L'Ukraine souffrira encore plus de la guerre dans les mois à venir, non seulement parce que le nombre de morts augmente chaque jour, dans un pays où le taux de natalité était déjà faible, mais aussi parce que de nombreux réfugiés ne retourneront jamais chez eux, pour des raisons légitimes.

L'Ukraine aura du mal à se remettre de cette guerre et l'Occident devra adopter une approche stratégique pour soutenir le pays, différente des aides gouvernementales/UE qui sont lourdes sur le plan administratif et d'une lenteur affligeante. Donner à chaque citoyen ukrainien les moyens de postuler à un emploi en Occident est une priorité absolue, le libéralisme offrant une opportunité économique pour ceux qui innovent et travaillent.

Les deux priorités sont dès lors d'accorder un permis de travail aux Ukrainiens pour leur donner les moyens de faire carrière et de s'intégrer, afin de réinvestir ensuite dans leur pays, et de commencer à numériser les services publics ukrainiens en suivant le modèle estonien, l'administration la plus efficace qui soit aujourd'hui.

Par ailleurs, l'Europe doit proposer de toute urgence une approche plus stratégique vis-à-vis des crypto-monnaies.

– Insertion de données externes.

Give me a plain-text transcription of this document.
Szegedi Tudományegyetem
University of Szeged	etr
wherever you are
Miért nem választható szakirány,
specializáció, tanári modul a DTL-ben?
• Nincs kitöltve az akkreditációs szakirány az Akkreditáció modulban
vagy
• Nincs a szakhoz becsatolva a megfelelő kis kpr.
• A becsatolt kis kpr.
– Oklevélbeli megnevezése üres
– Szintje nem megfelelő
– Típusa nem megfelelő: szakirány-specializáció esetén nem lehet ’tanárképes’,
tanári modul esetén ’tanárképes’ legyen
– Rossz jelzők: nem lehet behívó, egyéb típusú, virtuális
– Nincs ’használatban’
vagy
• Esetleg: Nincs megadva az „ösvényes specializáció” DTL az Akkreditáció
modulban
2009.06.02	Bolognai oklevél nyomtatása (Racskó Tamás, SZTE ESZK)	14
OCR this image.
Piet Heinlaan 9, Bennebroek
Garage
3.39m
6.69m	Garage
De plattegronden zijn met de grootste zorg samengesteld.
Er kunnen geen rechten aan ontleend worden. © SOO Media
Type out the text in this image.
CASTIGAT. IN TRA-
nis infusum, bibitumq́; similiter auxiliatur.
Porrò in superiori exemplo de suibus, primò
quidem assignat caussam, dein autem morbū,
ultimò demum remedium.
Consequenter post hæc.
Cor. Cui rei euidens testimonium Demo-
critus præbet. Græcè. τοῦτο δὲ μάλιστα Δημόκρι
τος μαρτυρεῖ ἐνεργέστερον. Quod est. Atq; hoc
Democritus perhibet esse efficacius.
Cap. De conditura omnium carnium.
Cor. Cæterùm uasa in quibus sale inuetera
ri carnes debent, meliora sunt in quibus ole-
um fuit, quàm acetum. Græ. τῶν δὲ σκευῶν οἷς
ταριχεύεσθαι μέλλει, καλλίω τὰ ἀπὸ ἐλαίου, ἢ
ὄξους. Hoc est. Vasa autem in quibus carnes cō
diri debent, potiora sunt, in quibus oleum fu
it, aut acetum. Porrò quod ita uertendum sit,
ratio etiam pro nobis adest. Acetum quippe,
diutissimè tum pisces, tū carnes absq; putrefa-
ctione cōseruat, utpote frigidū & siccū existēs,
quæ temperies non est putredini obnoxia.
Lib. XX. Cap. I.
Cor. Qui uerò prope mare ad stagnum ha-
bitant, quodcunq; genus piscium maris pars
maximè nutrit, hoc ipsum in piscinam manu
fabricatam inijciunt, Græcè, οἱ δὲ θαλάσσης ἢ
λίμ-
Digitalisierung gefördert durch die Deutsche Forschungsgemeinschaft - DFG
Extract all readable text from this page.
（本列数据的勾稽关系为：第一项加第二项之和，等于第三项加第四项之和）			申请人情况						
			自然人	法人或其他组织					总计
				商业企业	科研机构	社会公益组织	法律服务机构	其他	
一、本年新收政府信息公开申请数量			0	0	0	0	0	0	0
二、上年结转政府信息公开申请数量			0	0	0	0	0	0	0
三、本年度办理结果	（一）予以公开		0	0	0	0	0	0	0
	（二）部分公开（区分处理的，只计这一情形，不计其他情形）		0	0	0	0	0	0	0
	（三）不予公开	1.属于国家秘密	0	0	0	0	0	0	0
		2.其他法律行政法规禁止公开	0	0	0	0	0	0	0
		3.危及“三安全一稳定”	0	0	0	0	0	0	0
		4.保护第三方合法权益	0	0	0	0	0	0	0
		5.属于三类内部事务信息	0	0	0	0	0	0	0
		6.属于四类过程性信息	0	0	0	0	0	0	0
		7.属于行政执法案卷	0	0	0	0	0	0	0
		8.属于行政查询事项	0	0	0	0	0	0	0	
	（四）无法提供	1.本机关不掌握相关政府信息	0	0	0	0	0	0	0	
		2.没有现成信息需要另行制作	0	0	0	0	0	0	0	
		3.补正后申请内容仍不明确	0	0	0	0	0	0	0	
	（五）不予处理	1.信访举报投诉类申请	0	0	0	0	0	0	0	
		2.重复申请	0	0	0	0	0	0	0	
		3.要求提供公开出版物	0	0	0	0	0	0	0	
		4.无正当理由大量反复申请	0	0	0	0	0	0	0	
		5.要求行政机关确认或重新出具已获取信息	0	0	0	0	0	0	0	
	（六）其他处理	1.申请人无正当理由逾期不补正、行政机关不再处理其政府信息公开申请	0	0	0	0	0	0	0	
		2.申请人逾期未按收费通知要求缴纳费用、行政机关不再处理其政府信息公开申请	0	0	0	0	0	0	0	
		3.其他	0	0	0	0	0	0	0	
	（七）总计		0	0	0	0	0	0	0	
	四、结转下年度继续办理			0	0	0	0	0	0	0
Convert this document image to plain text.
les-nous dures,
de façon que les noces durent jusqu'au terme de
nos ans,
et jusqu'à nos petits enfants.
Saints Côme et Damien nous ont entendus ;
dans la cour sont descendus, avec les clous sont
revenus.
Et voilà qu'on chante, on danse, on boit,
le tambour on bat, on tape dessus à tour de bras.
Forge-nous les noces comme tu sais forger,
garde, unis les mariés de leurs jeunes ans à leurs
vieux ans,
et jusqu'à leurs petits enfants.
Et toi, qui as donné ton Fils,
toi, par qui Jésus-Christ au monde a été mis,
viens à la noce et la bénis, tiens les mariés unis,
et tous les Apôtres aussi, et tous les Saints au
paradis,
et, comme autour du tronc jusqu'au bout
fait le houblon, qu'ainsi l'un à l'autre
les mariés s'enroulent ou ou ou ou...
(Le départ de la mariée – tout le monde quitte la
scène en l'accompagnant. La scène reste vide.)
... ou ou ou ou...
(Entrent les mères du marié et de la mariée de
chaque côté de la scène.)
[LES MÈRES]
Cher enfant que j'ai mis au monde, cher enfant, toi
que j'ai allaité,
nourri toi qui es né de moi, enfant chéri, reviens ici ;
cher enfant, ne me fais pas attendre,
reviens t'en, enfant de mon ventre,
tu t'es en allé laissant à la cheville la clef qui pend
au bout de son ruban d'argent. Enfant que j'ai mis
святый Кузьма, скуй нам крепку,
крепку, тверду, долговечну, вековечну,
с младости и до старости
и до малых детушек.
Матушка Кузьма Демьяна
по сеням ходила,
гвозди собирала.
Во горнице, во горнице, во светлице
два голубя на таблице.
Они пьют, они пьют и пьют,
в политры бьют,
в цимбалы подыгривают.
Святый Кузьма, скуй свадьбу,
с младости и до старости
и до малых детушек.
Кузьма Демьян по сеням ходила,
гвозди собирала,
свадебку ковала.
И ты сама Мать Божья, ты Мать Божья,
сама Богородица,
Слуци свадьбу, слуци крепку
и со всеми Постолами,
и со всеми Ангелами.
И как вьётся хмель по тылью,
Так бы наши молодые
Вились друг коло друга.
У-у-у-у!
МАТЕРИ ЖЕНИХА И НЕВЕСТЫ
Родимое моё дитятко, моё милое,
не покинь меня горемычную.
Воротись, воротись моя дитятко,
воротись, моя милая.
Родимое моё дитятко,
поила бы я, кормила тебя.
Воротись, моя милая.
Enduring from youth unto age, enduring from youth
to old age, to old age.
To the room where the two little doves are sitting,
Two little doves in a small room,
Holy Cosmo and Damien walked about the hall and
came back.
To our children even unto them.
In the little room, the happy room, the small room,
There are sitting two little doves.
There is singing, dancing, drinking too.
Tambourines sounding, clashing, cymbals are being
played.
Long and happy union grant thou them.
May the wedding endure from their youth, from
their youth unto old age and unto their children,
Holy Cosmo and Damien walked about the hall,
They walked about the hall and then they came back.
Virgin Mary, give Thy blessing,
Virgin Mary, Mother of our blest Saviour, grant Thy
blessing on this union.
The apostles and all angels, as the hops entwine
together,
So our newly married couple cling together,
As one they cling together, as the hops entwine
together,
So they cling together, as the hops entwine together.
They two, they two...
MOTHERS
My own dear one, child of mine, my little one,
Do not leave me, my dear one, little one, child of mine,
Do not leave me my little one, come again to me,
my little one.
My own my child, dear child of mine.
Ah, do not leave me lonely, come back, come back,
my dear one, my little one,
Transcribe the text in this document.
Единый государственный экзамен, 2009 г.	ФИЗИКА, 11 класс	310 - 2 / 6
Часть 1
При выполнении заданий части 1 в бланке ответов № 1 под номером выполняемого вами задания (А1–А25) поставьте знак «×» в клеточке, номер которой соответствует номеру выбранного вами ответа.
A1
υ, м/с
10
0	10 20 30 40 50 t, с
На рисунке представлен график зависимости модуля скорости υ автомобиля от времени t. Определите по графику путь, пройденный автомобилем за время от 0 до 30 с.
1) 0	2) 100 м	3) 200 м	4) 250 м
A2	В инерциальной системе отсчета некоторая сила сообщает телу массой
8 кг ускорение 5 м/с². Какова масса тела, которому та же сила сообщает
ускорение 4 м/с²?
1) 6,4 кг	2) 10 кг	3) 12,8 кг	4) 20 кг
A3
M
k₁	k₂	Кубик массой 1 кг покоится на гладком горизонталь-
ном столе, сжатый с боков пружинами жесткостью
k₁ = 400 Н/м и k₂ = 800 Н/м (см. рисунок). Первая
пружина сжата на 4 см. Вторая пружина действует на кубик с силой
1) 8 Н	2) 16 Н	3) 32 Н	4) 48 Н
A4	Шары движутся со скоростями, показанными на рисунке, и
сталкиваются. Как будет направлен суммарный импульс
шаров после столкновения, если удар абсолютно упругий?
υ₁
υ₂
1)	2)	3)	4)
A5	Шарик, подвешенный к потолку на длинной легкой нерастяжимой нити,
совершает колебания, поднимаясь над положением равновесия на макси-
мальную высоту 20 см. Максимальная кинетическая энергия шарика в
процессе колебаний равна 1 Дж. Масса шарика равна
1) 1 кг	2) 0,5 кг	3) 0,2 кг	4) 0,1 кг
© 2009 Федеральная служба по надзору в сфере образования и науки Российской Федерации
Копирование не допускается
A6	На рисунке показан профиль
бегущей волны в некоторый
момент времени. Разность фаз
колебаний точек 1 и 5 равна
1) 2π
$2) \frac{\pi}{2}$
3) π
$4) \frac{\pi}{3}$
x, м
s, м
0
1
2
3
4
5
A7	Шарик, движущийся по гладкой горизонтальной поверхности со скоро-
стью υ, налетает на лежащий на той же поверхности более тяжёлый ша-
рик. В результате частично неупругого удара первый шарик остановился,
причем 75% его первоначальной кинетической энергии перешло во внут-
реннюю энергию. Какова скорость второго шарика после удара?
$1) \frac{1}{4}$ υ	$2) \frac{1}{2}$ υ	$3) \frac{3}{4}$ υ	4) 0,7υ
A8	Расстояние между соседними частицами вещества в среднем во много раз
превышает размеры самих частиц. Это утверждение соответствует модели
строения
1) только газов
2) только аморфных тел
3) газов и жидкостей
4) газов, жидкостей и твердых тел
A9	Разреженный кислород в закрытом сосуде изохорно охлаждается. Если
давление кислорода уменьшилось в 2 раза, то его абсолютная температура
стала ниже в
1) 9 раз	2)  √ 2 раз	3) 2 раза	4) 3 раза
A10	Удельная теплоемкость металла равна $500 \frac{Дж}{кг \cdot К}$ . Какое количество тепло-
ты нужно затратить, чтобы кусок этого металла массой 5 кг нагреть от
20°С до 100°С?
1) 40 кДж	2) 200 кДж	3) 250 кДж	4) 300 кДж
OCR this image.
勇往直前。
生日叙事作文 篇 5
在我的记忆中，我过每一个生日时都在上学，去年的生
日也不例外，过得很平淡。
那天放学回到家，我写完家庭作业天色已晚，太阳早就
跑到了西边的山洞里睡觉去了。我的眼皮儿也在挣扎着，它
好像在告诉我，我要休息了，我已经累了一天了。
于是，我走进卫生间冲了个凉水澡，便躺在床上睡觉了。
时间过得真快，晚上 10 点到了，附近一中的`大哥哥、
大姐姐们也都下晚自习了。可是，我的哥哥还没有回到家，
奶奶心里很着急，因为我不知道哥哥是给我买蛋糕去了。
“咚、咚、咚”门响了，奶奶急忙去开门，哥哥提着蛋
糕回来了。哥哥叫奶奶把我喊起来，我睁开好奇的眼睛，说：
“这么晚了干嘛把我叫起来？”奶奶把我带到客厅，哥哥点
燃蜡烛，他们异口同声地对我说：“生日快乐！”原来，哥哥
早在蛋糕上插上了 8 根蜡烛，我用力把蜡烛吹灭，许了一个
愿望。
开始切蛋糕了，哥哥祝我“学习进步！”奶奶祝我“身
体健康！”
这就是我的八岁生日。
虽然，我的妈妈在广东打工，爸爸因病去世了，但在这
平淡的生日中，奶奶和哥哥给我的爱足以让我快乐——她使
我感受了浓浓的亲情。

Comme l'ont montré les exemples du Liban, de la Turquie, du Venezuela et de l'Ukraine, le passage d'une monnaie nationale (la hryvnia ukrainienne) à une crypto-monnaie procure plus de mobilité aux citoyens et aux réfugiés, constitue un rempart contre la dévaluation en temps de guerre, et lutte contre l'inflation.

Quelles pourraient être les conséquences à long terme de cette asphyxie de l'économie ?

Outre les conséquences sociétales pour les Ukrainiens, l'Union européenne adoptera une approche moins écologique pour compenser le manque de céréales ukrainiennes (qui servent essentiellement à nourrir les animaux), ce qui aura de lourdes conséquences sur la santé des Européens (les crises sanitaires n'ont de cesse de se multiplier, par manque de conscience environnementale). 

Le plus préoccupant reste le manque de céréales ukrainiennes qui devaient aboutir au Moyen-Orient et en particulier en Egypte, ce qui engendrera plusieurs crises sociales, des famines, et un possible exode de réfugiés de la zone MENA (Middle East and North Africa) vers l'Europe.

Cette crise est mondiale, pas seulement ukrainienne, et ses effets commenceront à se faire sentir dans les prochains mois, au moment où les récoltes attendues ne seront pas produites à cause de la guerre.